The differences between the various indexed classes include the number of bytes each data cell is to contain (1, 2, or 4), as well as other considerations that we will discuss later.

You'll also notice that the class Ordered-col has two lines leading to it; this is because it has two superclasses, that is, it uses multiple inheritance. The class (col) defines some methods that all "collection" type classes need, regardless of the size of their elements. Then the Array superclass determines that the class Ordered-col has 4-byte elements.

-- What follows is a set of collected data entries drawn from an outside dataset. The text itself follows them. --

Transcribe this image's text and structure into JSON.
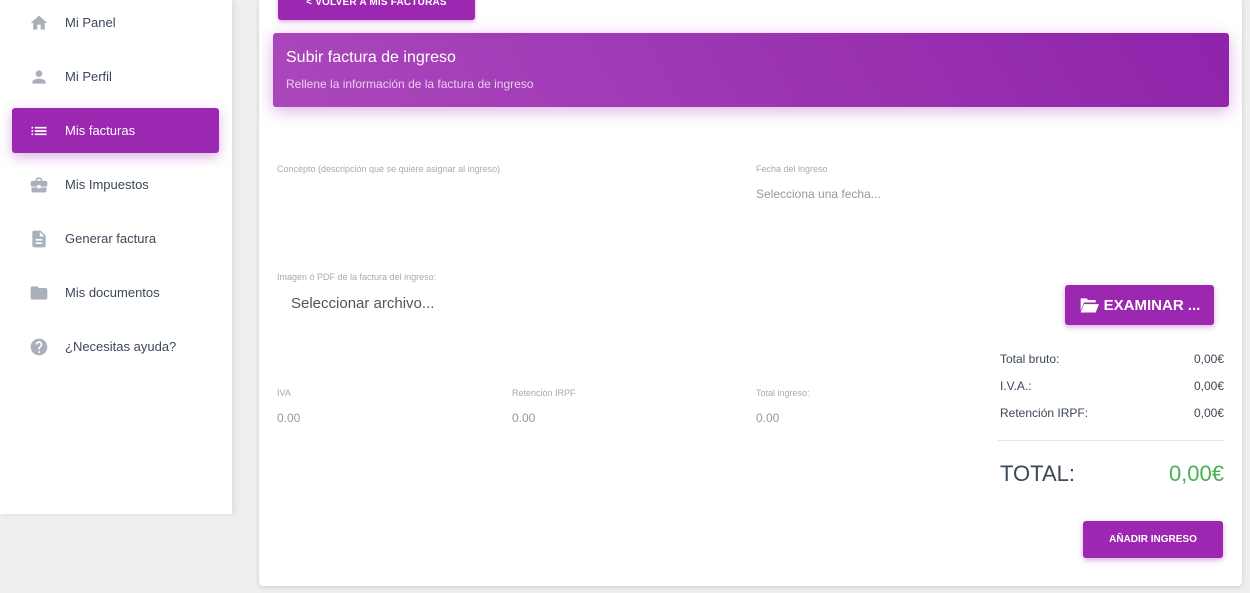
{
  "sidebar": {
    "items": [
      {
        "label": "Mi Panel",
        "icon": "home-icon"
      },
      {
        "label": "Mi Perfil",
        "icon": "person-icon"
      },
      {
        "label": "Mis facturas",
        "icon": "list-icon",
        "active": true
      },
      {
        "label": "Mis Impuestos",
        "icon": "briefcase-icon"
      },
      {
        "label": "Generar factura",
        "icon": "document-icon"
      },
      {
        "label": "Mis documentos",
        "icon": "folder-icon"
      },
      {
        "label": "¿Necesitas ayuda?",
        "icon": "help-icon"
      }
    ]
  },
  "toolbar": {
    "back_label": "< VOLVER A MIS FACTURAS"
  },
  "header": {
    "title": "Subir factura de ingreso",
    "subtitle": "Rellene la información de la factura de ingreso"
  },
  "form": {
    "concept_label": "Concepto (descripción que se quiere asignar al ingreso)",
    "date_label": "Fecha del ingreso",
    "date_placeholder": "Selecciona una fecha...",
    "file_label": "Imagen ó PDF de la factura del ingreso:",
    "file_placeholder": "Seleccionar archivo...",
    "browse_label": "EXAMINAR ...",
    "iva_label": "IVA",
    "iva_value": "0.00",
    "irpf_label": "Retención IRPF",
    "irpf_value": "0.00",
    "total_income_label": "Total ingreso:",
    "total_income_value": "0.00"
  },
  "summary": {
    "gross_label": "Total bruto:",
    "gross_value": "0,00€",
    "iva_label": "I.V.A.:",
    "iva_value": "0,00€",
    "irpf_label": "Retención IRPF:",
    "irpf_value": "0,00€",
    "total_label": "TOTAL:",
    "total_value": "0,00€"
  },
  "actions": {
    "add_label": "AÑADIR INGRESO"
  },
  "colors": {
    "accent": "#9c27b0",
    "total_green": "#4caf50"
  }
}
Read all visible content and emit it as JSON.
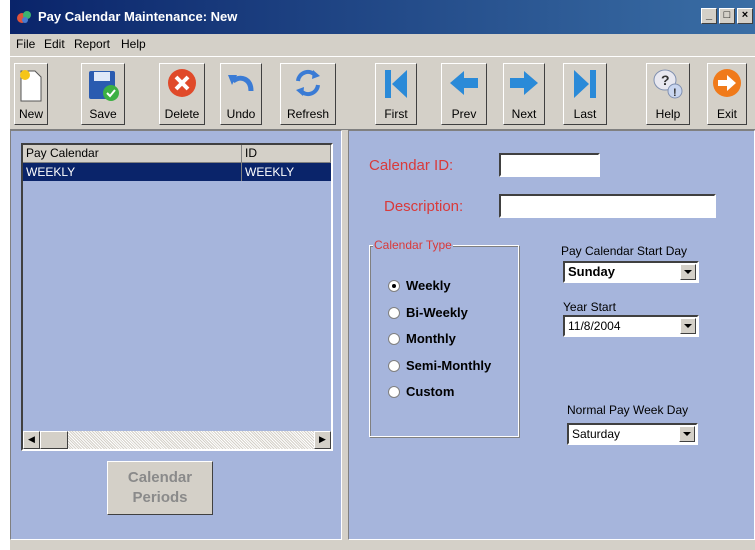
{
  "window": {
    "title": "Pay Calendar Maintenance: New"
  },
  "menu": [
    {
      "label": "File"
    },
    {
      "label": "Edit"
    },
    {
      "label": "Report"
    },
    {
      "label": "Help"
    }
  ],
  "toolbar": {
    "new_label": "New",
    "save_label": "Save",
    "delete_label": "Delete",
    "undo_label": "Undo",
    "refresh_label": "Refresh",
    "first_label": "First",
    "prev_label": "Prev",
    "next_label": "Next",
    "last_label": "Last",
    "help_label": "Help",
    "exit_label": "Exit"
  },
  "grid": {
    "columns": [
      "Pay Calendar",
      "ID"
    ],
    "rows": [
      {
        "pay_calendar": "WEEKLY",
        "id": "WEEKLY"
      }
    ]
  },
  "calendar_periods_label": "Calendar Periods",
  "form": {
    "calendar_id_label": "Calendar ID:",
    "calendar_id_value": "",
    "description_label": "Description:",
    "description_value": "",
    "calendar_type_label": "Calendar Type",
    "calendar_types": [
      {
        "label": "Weekly",
        "selected": true
      },
      {
        "label": "Bi-Weekly",
        "selected": false
      },
      {
        "label": "Monthly",
        "selected": false
      },
      {
        "label": "Semi-Monthly",
        "selected": false
      },
      {
        "label": "Custom",
        "selected": false
      }
    ],
    "start_day_label": "Pay Calendar  Start Day",
    "start_day_value": "Sunday",
    "year_start_label": "Year Start",
    "year_start_value": "11/8/2004",
    "normal_pay_day_label": "Normal Pay Week Day",
    "normal_pay_day_value": "Saturday"
  }
}
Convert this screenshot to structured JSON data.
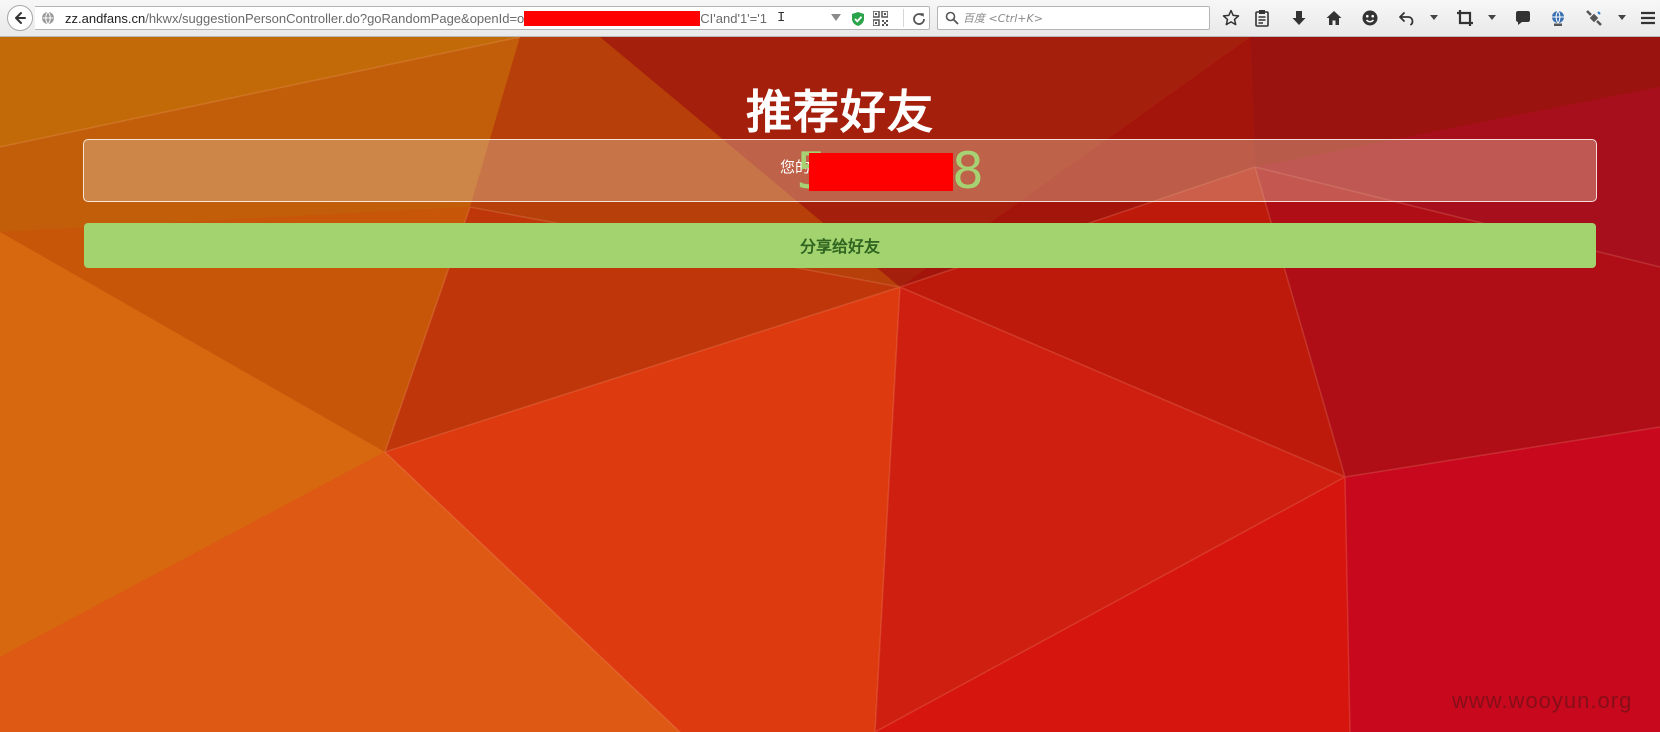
{
  "browser": {
    "url": {
      "host": "zz.andfans.cn",
      "path_before": "/hkwx/suggestionPersonController.do?goRandomPage&openId=o",
      "path_after": "CI'and'1'='1"
    },
    "search_placeholder": "百度 <Ctrl+K>"
  },
  "page": {
    "title": "推荐好友",
    "code_label": "您的推荐码：",
    "code_first_digit": "5",
    "code_last_digit": "8",
    "share_button_label": "分享给好友"
  },
  "watermark": "www.wooyun.org",
  "colors": {
    "share_button": "#a3d36f",
    "code_digits": "#a7d273",
    "redaction": "#ff0000"
  }
}
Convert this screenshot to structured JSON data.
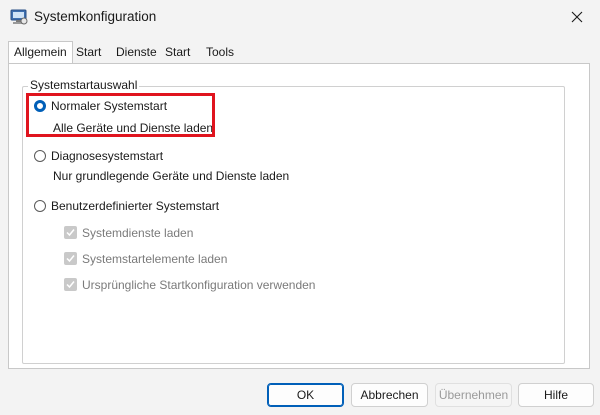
{
  "window": {
    "title": "Systemkonfiguration",
    "icon": "system-config-icon",
    "close_icon": "close-icon"
  },
  "tabs": [
    {
      "label": "Allgemein",
      "active": true
    },
    {
      "label": "Start",
      "active": false
    },
    {
      "label": "Dienste",
      "active": false
    },
    {
      "label": "Start",
      "active": false
    },
    {
      "label": "Tools",
      "active": false
    }
  ],
  "group": {
    "legend": "Systemstartauswahl"
  },
  "options": {
    "normal": {
      "label": "Normaler Systemstart",
      "desc": "Alle Geräte und Dienste laden",
      "selected": true
    },
    "diagnose": {
      "label": "Diagnosesystemstart",
      "desc": "Nur grundlegende Geräte und Dienste laden",
      "selected": false
    },
    "custom": {
      "label": "Benutzerdefinierter Systemstart",
      "selected": false
    }
  },
  "checkboxes": [
    {
      "label": "Systemdienste laden",
      "checked": true,
      "disabled": true
    },
    {
      "label": "Systemstartelemente laden",
      "checked": true,
      "disabled": true
    },
    {
      "label": "Ursprüngliche Startkonfiguration verwenden",
      "checked": true,
      "disabled": true
    }
  ],
  "buttons": {
    "ok": "OK",
    "cancel": "Abbrechen",
    "apply": "Übernehmen",
    "help": "Hilfe"
  },
  "colors": {
    "accent": "#005fb8",
    "highlight": "#e0141e"
  }
}
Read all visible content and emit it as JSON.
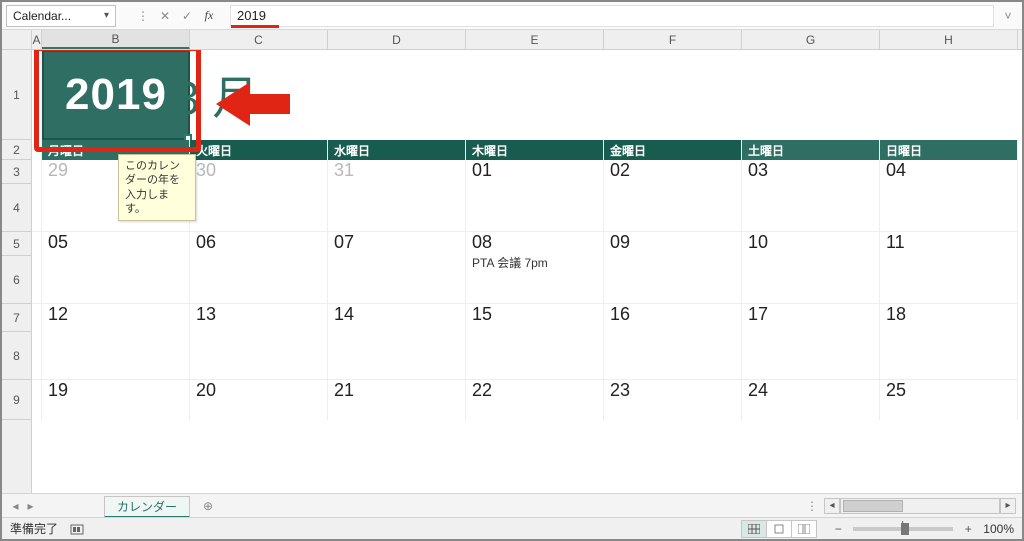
{
  "name_box": "Calendar...",
  "formula_value": "2019",
  "columns_visible": [
    "A",
    "B",
    "C",
    "D",
    "E",
    "F",
    "G",
    "H"
  ],
  "rows_visible": [
    "1",
    "2",
    "3",
    "4",
    "5",
    "6",
    "7",
    "8",
    "9"
  ],
  "year_value": "2019",
  "month_label": "3 月",
  "tooltip_text": "このカレンダーの年を入力します。",
  "dow": {
    "mon": "月曜日",
    "tue": "火曜日",
    "wed": "水曜日",
    "thu": "木曜日",
    "fri": "金曜日",
    "sat": "土曜日",
    "sun": "日曜日"
  },
  "week1": {
    "mon": "29",
    "tue": "30",
    "wed": "31",
    "thu": "01",
    "fri": "02",
    "sat": "03",
    "sun": "04"
  },
  "week2": {
    "mon": "05",
    "tue": "06",
    "wed": "07",
    "thu": "08",
    "fri": "09",
    "sat": "10",
    "sun": "11",
    "thu_event": "PTA 会議 7pm"
  },
  "week3": {
    "mon": "12",
    "tue": "13",
    "wed": "14",
    "thu": "15",
    "fri": "16",
    "sat": "17",
    "sun": "18"
  },
  "week4": {
    "mon": "19",
    "tue": "20",
    "wed": "21",
    "thu": "22",
    "fri": "23",
    "sat": "24",
    "sun": "25"
  },
  "sheet_tab": "カレンダー",
  "status_text": "準備完了",
  "zoom_label": "100%",
  "colors": {
    "brand_teal": "#2e6e63",
    "brand_dark": "#175c4f",
    "annotation_red": "#e02514"
  }
}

The class (col) is an example of a class which doesn't have any objects of its own. It is just a convenient way of defining a group of classes where each class that inherits from (col) will automatically have a number of methods in common. Rather than repeat the definitions of these methods in each class definition, we "split them off'" into a single superclass in which they can be defined just once. We call this kind of superclass a generic superclass The class Longword is another example of a generic superclass. It is useful for defining methods common to the classes Var and Handle, but it doesn't have any objects of its own.

Other Predefined Classes

Another group of classes that gets a workout is the one that links you to QuickDraw, a powerful graphics library (included with the Carbon framework). The following diagram shows the QuickDraw classes and the superclasses from which they were derived:

Other graphics-oriented classes (not shown in this diagram) include those that help you create windows, menu bars, and menus, plus a set of classes called controls ("zCtl" in 'Toolbox classes') that handle reactions to clicking the mouse on buttons and scroll bars.

In addition, there are numerous predefined classes and objects that give you shortcuts to opening and closing files, sending output to the printer, producing sound, and other functions. The Classes section of this manual contains in-depth explanations of all frequently used Mops classes. You will look to these reference sections very often once you have completed this tutorial.